I carefully dis-assembled, photographed, and documented my one owner 1969 A body 8-3/4 rear end, and this is what I found:
3rd member - bare cast iron, as cast color with lumber crayon marks and paint daubs. No spray paint at all.
Housing - looks semi gloss black, but a lot of people say it was originally a cheap gloss black that faded. Most people agree SG black is the "right" look. I saw black paint overspray droplets inside my housing.
Brake backing plates - most definitely dark gray phosphated (Parkerized), not any kind of paint at all.
Leaf springs - as heat treated color. There are paint daubs over bare metal on the forward end which proves mine had no dip or spray paint. I plan to duplicate the heat treated color by experimenting with gun blueing. There have been several threads here about gun blueing springs.
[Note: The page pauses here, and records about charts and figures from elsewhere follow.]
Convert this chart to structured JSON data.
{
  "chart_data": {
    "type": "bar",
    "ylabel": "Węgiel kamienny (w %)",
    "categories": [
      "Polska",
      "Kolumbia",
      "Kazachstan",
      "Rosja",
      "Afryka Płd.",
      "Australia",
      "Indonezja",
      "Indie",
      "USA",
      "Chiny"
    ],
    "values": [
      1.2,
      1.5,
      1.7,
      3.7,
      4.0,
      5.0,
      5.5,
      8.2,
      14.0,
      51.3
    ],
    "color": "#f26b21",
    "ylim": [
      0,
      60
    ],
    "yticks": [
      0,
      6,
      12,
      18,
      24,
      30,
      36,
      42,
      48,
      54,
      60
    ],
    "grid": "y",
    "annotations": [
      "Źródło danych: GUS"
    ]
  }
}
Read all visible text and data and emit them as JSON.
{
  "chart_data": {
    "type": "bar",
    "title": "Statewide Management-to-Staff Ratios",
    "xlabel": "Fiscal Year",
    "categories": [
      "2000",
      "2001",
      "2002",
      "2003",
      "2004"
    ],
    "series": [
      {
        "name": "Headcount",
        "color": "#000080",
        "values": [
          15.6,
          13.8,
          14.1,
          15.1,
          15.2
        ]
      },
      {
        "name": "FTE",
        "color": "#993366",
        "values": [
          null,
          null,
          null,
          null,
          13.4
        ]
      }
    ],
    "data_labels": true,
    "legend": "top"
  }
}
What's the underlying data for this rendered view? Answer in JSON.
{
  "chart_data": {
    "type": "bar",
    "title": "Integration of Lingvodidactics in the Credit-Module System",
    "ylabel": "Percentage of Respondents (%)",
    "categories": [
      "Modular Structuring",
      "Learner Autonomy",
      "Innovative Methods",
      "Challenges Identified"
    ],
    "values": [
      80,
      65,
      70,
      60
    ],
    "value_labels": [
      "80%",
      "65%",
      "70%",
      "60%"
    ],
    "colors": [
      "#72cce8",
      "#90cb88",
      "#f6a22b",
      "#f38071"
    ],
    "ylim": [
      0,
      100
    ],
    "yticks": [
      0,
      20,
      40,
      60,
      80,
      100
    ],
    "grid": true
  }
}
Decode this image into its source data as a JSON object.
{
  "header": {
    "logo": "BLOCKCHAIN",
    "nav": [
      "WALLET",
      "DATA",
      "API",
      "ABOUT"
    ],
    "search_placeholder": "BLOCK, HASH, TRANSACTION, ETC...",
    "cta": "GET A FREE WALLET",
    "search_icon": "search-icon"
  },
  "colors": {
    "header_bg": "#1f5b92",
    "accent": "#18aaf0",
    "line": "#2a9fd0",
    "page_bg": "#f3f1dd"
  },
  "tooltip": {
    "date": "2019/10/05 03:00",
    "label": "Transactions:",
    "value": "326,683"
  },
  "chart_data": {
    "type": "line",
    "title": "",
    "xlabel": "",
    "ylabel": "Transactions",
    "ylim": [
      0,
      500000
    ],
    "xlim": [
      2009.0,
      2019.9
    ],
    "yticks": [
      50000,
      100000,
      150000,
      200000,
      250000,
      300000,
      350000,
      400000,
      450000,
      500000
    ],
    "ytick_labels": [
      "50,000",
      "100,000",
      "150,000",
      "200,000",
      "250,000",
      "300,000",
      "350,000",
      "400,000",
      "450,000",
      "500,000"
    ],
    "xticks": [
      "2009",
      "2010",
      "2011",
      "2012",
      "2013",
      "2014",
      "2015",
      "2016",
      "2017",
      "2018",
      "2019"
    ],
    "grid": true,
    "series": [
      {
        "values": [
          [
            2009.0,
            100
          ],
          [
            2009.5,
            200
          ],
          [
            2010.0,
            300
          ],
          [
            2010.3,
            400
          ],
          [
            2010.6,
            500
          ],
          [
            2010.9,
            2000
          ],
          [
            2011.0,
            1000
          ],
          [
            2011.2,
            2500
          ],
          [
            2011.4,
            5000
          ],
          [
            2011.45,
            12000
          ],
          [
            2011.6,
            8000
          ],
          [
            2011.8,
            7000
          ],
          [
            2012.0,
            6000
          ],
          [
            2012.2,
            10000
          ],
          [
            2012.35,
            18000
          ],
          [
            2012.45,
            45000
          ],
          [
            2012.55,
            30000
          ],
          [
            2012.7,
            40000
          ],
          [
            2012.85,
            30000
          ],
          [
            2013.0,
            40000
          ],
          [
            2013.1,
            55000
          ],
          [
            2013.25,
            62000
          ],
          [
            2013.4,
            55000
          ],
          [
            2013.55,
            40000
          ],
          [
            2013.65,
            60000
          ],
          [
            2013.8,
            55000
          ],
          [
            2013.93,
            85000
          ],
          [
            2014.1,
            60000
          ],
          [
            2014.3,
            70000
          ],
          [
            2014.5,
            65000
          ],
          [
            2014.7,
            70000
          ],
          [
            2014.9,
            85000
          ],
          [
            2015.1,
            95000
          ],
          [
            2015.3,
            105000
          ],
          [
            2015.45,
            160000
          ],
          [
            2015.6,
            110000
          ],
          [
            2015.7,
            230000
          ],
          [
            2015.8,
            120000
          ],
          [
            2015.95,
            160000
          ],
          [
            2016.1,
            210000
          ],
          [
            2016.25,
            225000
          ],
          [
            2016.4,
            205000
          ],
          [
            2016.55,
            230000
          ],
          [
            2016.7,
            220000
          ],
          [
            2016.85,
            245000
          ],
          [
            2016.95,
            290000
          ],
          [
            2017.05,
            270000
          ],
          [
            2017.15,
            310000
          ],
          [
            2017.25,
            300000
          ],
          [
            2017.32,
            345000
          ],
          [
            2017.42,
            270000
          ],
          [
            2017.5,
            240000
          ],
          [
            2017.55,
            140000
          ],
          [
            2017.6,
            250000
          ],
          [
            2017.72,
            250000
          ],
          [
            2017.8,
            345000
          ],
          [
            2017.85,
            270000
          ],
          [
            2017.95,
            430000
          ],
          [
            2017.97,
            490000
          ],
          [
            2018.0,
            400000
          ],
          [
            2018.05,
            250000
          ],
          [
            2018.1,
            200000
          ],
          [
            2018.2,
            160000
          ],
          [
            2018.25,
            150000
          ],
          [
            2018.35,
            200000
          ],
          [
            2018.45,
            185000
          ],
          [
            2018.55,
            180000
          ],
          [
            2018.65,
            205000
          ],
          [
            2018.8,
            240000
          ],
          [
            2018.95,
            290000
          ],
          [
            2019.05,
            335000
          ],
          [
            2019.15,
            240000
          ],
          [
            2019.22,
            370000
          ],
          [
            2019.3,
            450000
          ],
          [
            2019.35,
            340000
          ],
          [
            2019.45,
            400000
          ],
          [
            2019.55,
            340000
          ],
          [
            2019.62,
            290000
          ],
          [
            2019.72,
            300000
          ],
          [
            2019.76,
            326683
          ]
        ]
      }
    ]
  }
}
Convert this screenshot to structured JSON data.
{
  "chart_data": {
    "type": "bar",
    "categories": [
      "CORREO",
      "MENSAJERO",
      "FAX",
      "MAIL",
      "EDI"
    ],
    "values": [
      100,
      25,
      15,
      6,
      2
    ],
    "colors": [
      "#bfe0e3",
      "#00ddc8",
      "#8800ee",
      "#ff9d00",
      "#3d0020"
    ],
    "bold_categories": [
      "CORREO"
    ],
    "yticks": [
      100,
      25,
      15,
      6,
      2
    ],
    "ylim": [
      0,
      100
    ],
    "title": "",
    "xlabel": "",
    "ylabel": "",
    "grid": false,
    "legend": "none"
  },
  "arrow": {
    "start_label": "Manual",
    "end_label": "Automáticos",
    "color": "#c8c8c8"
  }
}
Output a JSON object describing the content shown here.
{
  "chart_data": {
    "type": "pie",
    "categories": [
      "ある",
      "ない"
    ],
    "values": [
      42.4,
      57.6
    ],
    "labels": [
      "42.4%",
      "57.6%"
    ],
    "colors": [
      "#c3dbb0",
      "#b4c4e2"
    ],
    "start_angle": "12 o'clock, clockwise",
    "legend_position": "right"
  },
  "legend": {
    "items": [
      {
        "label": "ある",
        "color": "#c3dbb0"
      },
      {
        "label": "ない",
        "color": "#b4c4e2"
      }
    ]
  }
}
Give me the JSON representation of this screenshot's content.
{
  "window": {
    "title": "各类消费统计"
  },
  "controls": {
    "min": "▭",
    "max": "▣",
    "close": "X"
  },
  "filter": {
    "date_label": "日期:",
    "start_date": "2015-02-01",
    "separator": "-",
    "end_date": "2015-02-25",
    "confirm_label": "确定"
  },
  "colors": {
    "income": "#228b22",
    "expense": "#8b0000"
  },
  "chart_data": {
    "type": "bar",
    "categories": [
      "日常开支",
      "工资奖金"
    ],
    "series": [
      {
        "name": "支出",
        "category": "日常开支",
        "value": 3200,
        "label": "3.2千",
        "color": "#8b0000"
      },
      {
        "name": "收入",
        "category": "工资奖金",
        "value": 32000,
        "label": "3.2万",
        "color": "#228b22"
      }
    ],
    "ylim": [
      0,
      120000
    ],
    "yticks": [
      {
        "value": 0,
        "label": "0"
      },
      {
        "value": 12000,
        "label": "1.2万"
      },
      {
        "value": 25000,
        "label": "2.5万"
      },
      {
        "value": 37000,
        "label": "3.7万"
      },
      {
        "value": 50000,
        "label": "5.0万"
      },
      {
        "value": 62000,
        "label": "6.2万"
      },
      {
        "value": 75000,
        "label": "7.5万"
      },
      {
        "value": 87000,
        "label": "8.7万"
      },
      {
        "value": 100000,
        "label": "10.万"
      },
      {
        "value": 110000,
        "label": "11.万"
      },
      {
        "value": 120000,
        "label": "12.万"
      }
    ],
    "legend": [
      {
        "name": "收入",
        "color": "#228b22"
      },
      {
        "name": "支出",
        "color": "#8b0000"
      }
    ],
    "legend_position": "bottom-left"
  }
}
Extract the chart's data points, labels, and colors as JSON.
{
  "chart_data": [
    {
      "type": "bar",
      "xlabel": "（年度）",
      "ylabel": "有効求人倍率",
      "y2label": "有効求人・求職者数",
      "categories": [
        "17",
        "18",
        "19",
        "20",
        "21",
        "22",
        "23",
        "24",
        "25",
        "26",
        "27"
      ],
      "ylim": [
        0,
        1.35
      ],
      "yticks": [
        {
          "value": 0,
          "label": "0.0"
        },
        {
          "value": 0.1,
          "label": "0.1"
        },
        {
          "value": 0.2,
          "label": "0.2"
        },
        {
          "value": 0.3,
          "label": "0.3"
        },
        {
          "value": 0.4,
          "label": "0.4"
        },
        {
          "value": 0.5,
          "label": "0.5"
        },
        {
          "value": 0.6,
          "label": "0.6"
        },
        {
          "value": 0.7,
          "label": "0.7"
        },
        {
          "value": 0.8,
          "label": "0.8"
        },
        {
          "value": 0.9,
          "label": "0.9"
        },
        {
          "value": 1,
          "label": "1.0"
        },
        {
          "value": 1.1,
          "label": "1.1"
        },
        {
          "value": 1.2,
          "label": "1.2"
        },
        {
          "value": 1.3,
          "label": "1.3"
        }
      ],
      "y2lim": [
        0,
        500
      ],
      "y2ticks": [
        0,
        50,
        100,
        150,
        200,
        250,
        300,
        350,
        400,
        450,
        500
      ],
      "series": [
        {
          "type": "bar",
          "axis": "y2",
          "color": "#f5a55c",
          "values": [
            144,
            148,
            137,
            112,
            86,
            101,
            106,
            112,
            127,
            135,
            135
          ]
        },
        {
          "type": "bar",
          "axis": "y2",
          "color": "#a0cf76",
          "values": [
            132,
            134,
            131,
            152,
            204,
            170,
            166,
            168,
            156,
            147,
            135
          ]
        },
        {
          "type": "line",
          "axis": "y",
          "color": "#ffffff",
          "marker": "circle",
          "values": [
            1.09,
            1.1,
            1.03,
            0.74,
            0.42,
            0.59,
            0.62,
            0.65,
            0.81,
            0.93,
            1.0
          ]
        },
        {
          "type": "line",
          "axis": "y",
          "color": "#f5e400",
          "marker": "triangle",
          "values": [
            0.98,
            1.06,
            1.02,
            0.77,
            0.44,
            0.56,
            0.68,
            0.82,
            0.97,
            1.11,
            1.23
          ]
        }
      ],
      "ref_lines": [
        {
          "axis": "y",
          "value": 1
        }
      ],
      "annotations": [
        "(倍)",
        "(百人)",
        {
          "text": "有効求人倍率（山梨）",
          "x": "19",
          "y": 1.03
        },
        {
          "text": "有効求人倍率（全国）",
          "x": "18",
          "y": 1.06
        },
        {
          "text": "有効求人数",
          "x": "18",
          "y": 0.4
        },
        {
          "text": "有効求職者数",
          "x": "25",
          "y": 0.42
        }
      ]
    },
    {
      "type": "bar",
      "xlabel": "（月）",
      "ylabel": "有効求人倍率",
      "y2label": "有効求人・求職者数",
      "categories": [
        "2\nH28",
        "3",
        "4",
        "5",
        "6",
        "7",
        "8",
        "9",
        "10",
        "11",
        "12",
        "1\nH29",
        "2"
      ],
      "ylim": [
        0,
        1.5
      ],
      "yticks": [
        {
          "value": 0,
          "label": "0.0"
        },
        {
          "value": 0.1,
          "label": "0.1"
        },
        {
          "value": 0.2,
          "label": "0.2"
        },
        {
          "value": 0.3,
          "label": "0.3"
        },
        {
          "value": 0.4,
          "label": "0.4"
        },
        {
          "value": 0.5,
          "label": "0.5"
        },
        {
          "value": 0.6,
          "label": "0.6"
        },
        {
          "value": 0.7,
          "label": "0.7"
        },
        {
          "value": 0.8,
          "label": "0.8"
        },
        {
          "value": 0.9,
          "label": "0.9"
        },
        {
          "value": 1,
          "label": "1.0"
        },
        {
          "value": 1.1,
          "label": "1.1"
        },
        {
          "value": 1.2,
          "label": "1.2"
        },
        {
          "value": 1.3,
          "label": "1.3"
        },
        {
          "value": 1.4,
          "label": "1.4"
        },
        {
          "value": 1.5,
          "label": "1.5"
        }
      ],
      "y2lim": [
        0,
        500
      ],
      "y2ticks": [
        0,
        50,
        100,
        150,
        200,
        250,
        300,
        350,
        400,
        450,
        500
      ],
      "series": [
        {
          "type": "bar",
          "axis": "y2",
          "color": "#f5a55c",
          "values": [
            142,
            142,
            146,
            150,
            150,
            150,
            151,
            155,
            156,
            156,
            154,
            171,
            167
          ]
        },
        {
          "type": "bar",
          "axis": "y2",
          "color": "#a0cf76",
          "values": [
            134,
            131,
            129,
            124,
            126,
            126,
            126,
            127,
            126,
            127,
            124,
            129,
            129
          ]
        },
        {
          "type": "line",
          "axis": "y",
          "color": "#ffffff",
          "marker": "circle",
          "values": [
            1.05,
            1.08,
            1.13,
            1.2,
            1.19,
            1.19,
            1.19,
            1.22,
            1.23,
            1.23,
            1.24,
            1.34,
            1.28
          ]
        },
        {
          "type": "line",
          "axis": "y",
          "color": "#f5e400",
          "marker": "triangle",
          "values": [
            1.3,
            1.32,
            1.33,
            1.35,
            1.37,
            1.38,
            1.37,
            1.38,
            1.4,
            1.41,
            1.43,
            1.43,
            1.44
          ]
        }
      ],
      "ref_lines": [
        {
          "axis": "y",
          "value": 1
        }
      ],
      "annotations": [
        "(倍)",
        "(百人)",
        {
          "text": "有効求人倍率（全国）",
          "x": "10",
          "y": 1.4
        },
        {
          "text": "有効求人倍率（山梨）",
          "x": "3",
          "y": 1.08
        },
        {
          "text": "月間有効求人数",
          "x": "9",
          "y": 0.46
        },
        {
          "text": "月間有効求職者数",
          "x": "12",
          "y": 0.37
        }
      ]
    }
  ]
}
Hangers, U-bolts/nuts, shock plate, shackles - all bare metal on my car. I believe there is very wide agreement on bare metal. HOWEVER, bare metal does not always mean silvery. Hangers and shackles were stamped from hot rolled steel sheet; shock plates were stamped from hot rolled steel plate; both likely had dark gray mill scale on the top and bottom surfaces but not on the sheared edges. Look at new bare metal U-bolts and nuts in a hardware or parts store, and they are dark colored, not silvery. You can attain a dark color on chemically de-rusted bare metal by wetting with 2 coats of phosphoric acid a week apart and wiping off the second coat. I like Rust Cure (phosphoric acid) for this. Do NOT soak any part in phosphoric acid for very long due to very pronounced acid etching.